Kemhan Selaraskan Produk Strategis Hanneg Sesuai Visi dan Misi Pemerintah

http://dmc.kemhan.go.id/images/uploads/172916sekjen-hadiri-hut-armed-2014.jpg

Bandung (MI) : Kementerian Pertahanan saat ini sedang melakukan penyelarasan produk-produk strategis pertahanan negara sebagai pedoman kebijakan pertahanan negara tahun 2015-2019. Kemhan bersama dengan Mabes TNI melakukan penyesuaian agar sesuai dengan visi dan misi pemerintah saat ini yang disebut sebagai Nawa Cita, sesuai dengan arahan Presiden dan konsep-konsep pertahanan negara yang telah disampaikan Menteri Pertahanan.

Demikian disampaikan Sekretaris Jenderal Kementerian Pertahanan (Sekjen Kemhan) Letjen TNI Ediwan Prabowo saat memberikan sambutan pada acara Syukuran Dalam Rangka Peringatan Hari Ulang Tahun Ke-69 Armed (Artileri Medan) TNI AD Tahun 2014, Kamis (4/4) di Pusat Pendidikan Armed, Bandung.
Lebih lanjut Sekjen Kemhan mengatakan bahwa seluruh program – program strategis  Kemhan yang telah lakukan pada periode pemerintahan sebelumnya telah dapat diterima oleh pemerintah Kabinet Kerja saat ini. Seluruh program – program strategis  Kemhan didukung oleh pemerintah dan akan terus dilanjutkan.
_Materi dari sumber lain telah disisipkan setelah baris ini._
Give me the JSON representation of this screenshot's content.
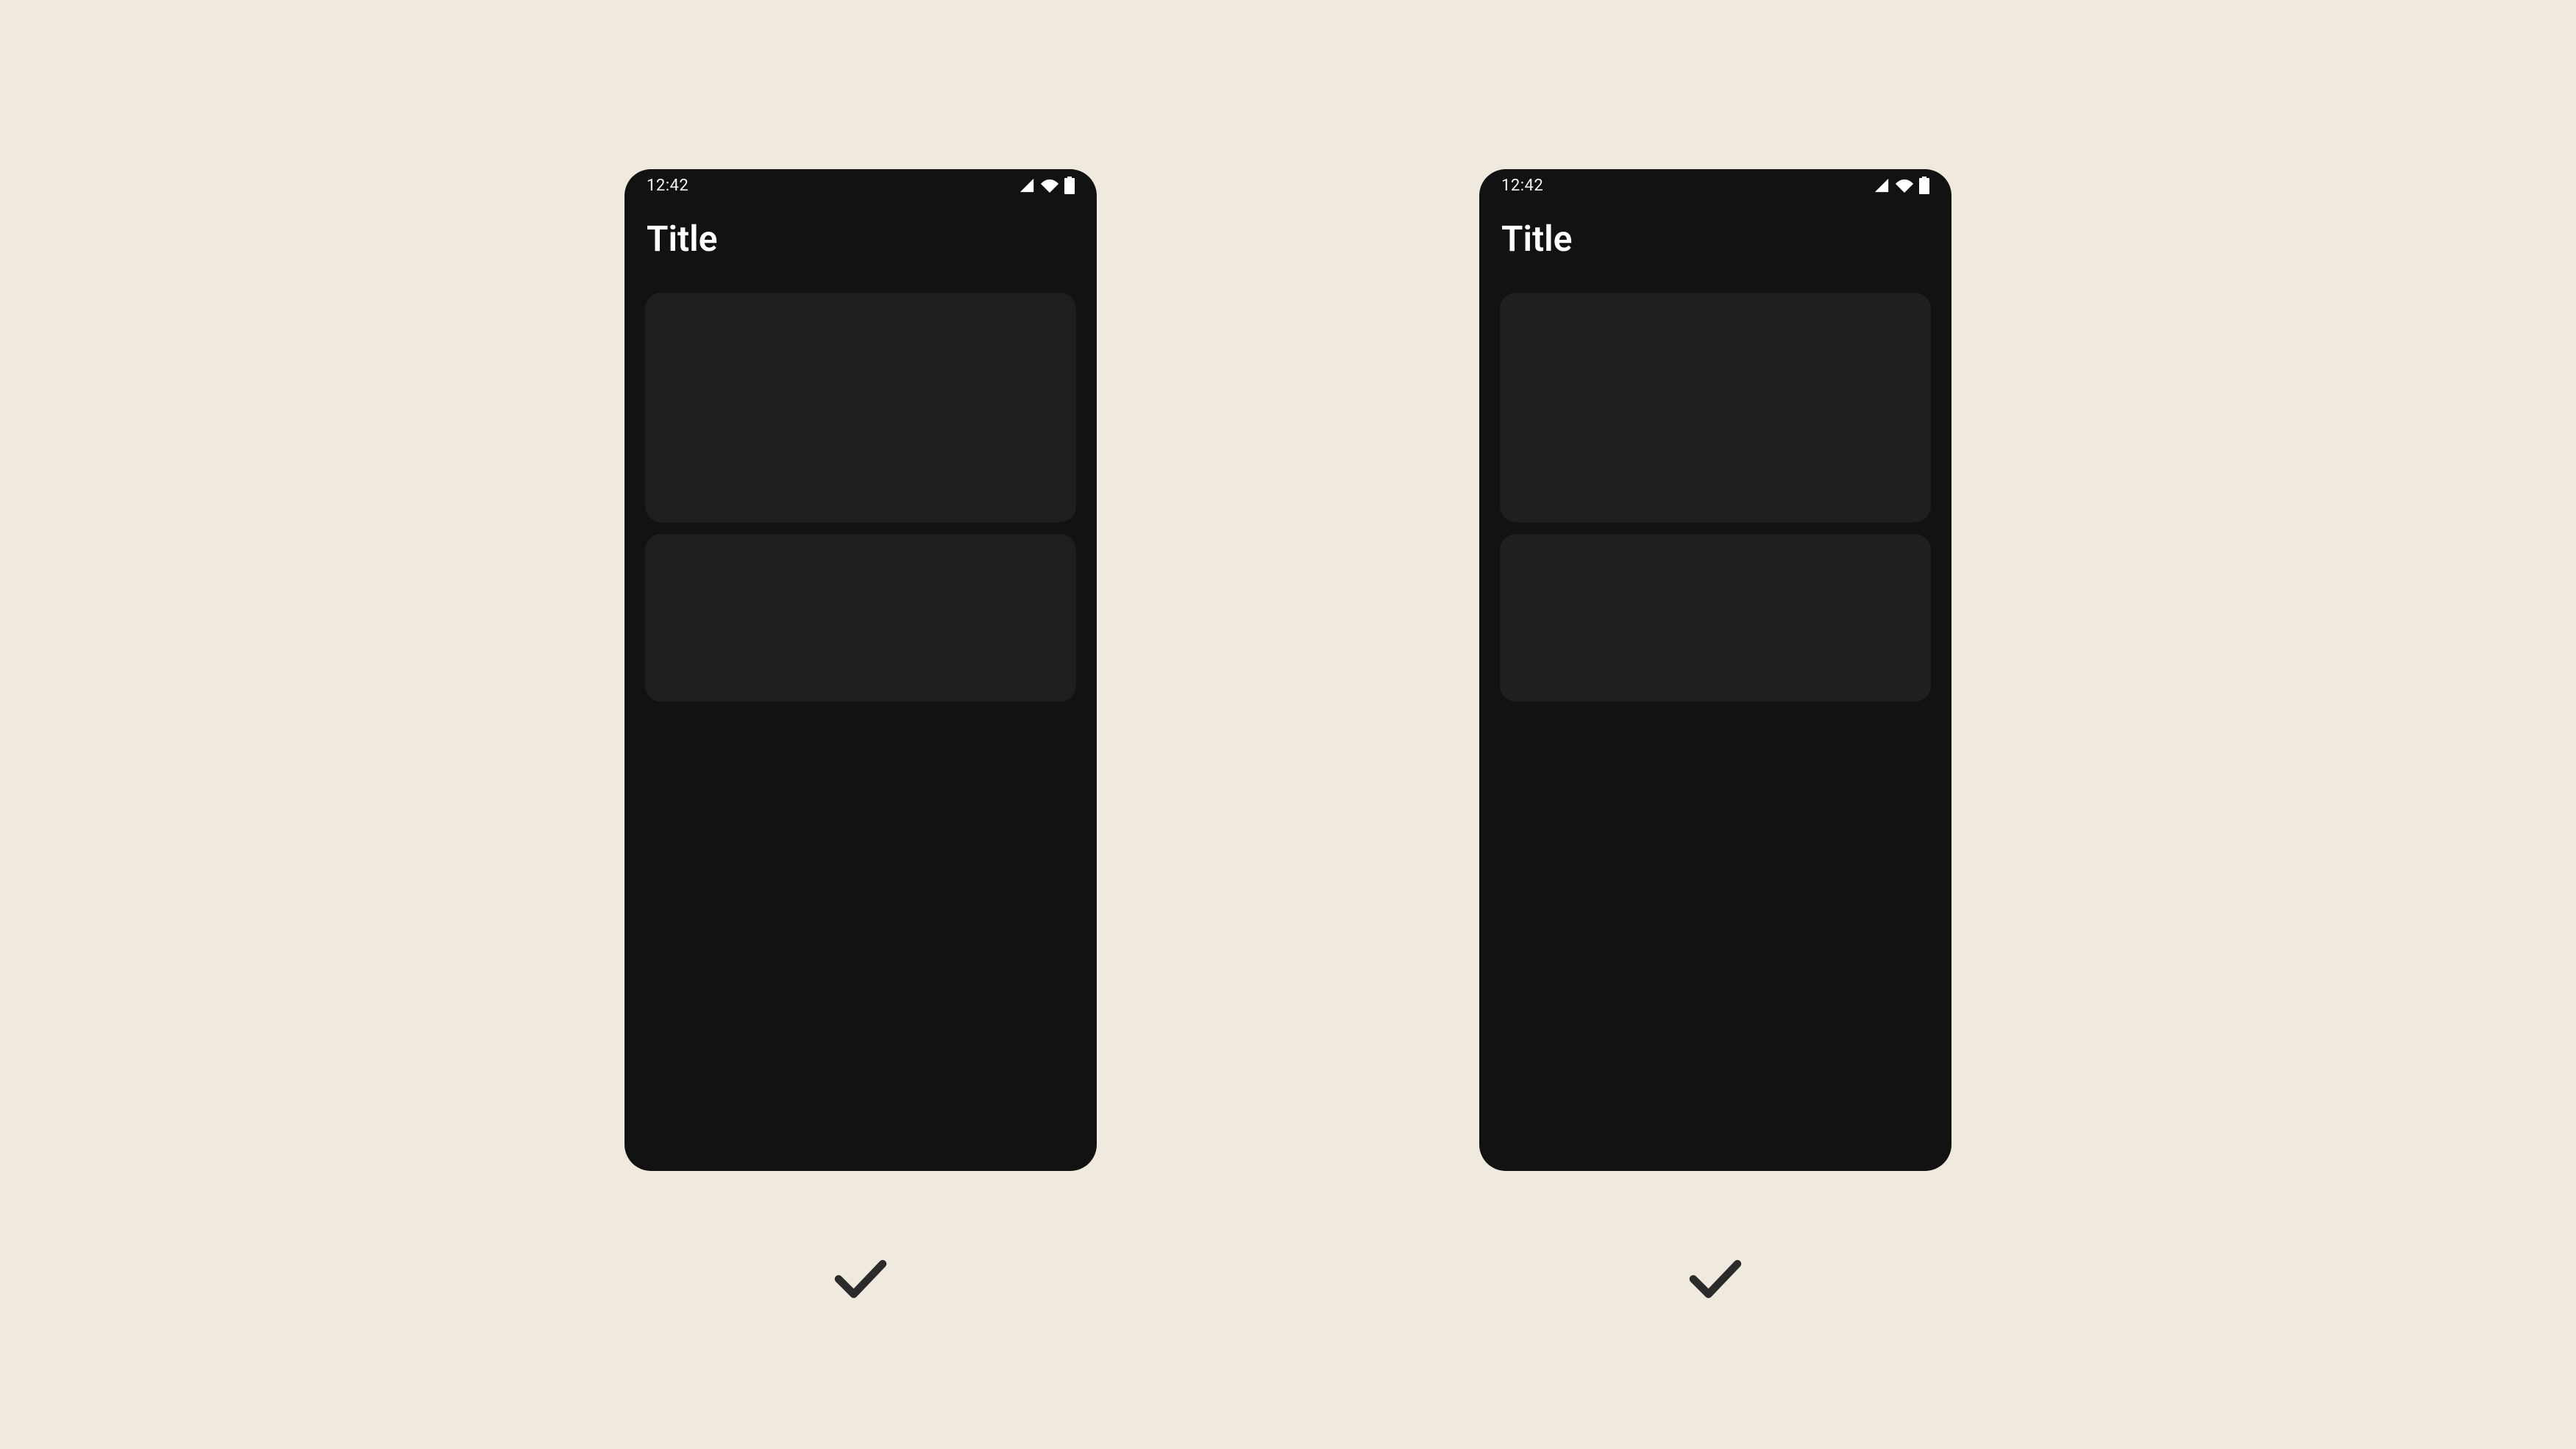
{
  "examples": [
    {
      "statusbar": {
        "time": "12:42"
      },
      "appbar": {
        "title": "Title"
      },
      "status": "do"
    },
    {
      "statusbar": {
        "time": "12:42"
      },
      "appbar": {
        "title": "Title"
      },
      "status": "do"
    }
  ]
}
Saat ini,  Kemhan juga sedang menyiapkan lima sasaran besar di bidang pertahanan negara. Pertama, mewujudkan pertahanan negara yang mampu bersifat semesta dan dapat menghadapi ancaman militer, nir militer dan ancaman hibrida. Kedua, mewujudkan pertahanan negara yang mampu menunjang pada keamanan maritim dan keamanan wilayah perbatasan. Ketiga, mewujudkan konsep pertahanan negara yang mampu mewujudkan tugas negara sesuai konstitusi yaitu turut dalam ketertiban dan perdamaian dunia.
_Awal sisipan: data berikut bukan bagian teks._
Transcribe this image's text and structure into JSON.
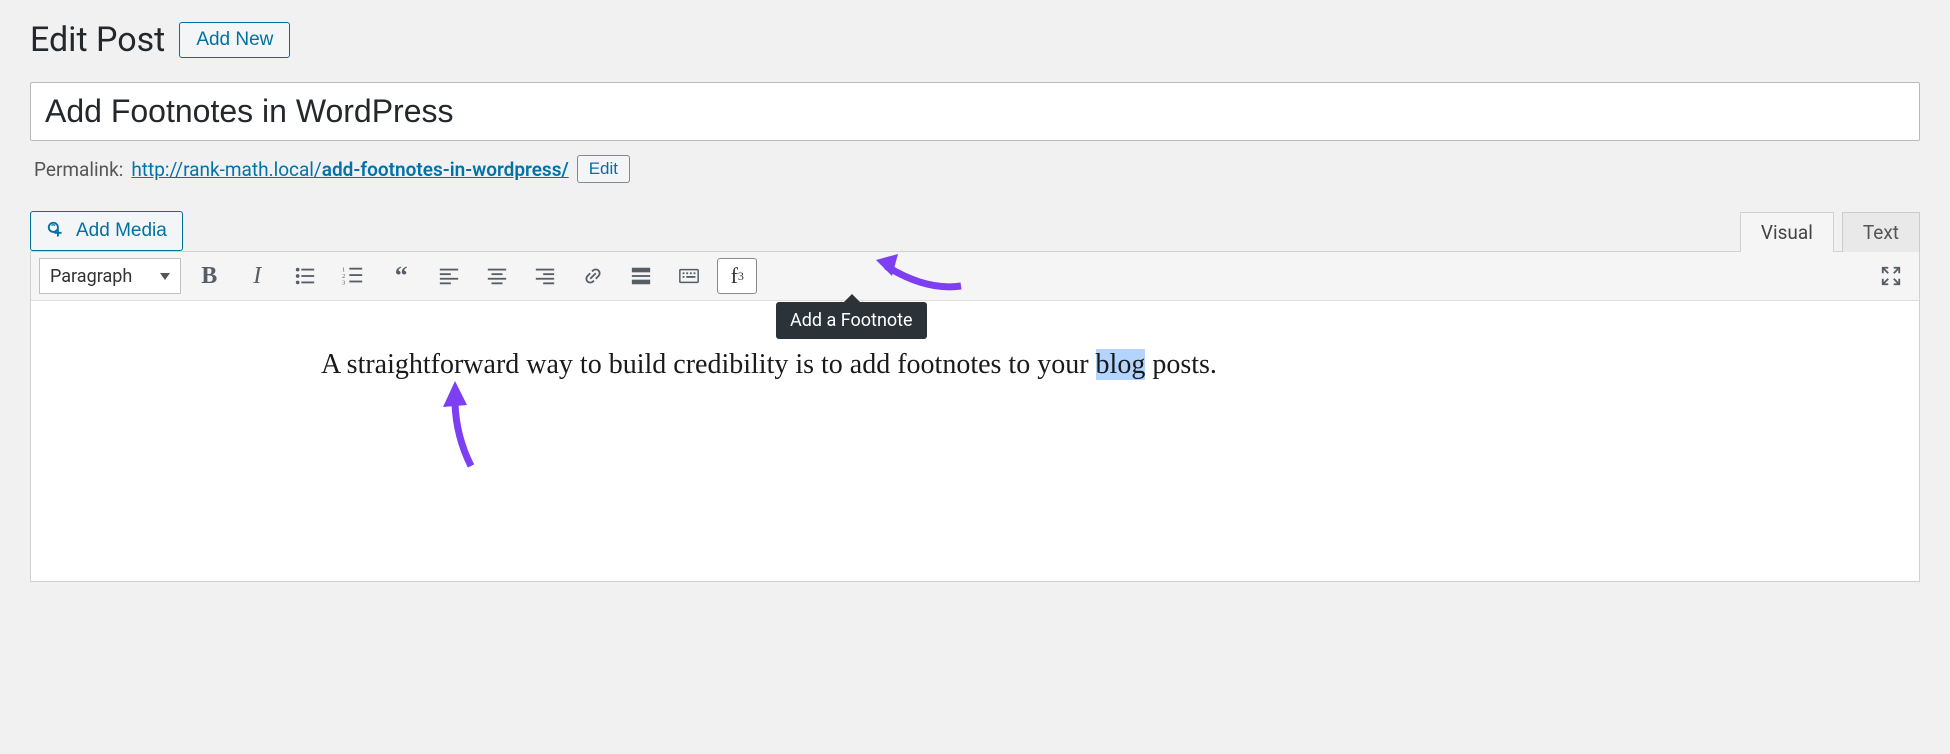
{
  "header": {
    "page_title": "Edit Post",
    "add_new_label": "Add New"
  },
  "post": {
    "title": "Add Footnotes in WordPress"
  },
  "permalink": {
    "label": "Permalink:",
    "base": "http://rank-math.local/",
    "slug": "add-footnotes-in-wordpress/",
    "edit_label": "Edit"
  },
  "media": {
    "add_media_label": "Add Media"
  },
  "tabs": {
    "visual": "Visual",
    "text": "Text",
    "active": "visual"
  },
  "toolbar": {
    "format_select": "Paragraph",
    "tooltip": "Add a Footnote",
    "buttons": {
      "bold": "B",
      "italic": "I",
      "footnote_f": "f",
      "footnote_sup": "3"
    }
  },
  "content": {
    "before": "A straightforward way to build credibility is to add footnotes to your ",
    "highlighted": "blog",
    "after": " posts."
  },
  "colors": {
    "accent": "#0071a1",
    "highlight": "#b3d4ff",
    "arrow": "#7e3ff2",
    "tooltip_bg": "#2c3338"
  }
}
Keempat, mewujudkan pertahanan negara yang dapat bersinergi bersama – sama kementerian lembaga lainnya untuk membangun dan memberdayakan industri-industri pertahanan dalam negeri agar mampu mandiri dan memiliki daya saing. Kelima,  yaitu memberikan pembekalan dan mamantapkan kemampuan bela negara bagi seluruh warga negera Indonesia.

Untuk mewujudkan lima sasaran besar tersebut, Sekjen Kemhan menjelaskan bahwa Kemhan telah menyusun base line kebijakan pertahanan negara 2015-2019 yang meliputi;  Pertama adalah melanjutkan pembangunan MEF pada Renstra Kedua. Kedua penyiapan dan pembangunan pelibatan warga negara Indonesia dan Sumber Daya Nasional lainnya dalam upaya turut serta pembelaan negara.

Ketiga, membangun kekuatan keamanan maritim sesuai dengan konsep pengembangan poros maritim. Keempat, membangun penguatan pengamanan wilayah perbatasan terutama perbatasan darat sesuai dengan konsep perbatasan negara adalah halaman terdepan negara. Dan terakhir kelima, membangun kekuatan keamanan dirgantara sesuai dengan  pengembangan konsep drone.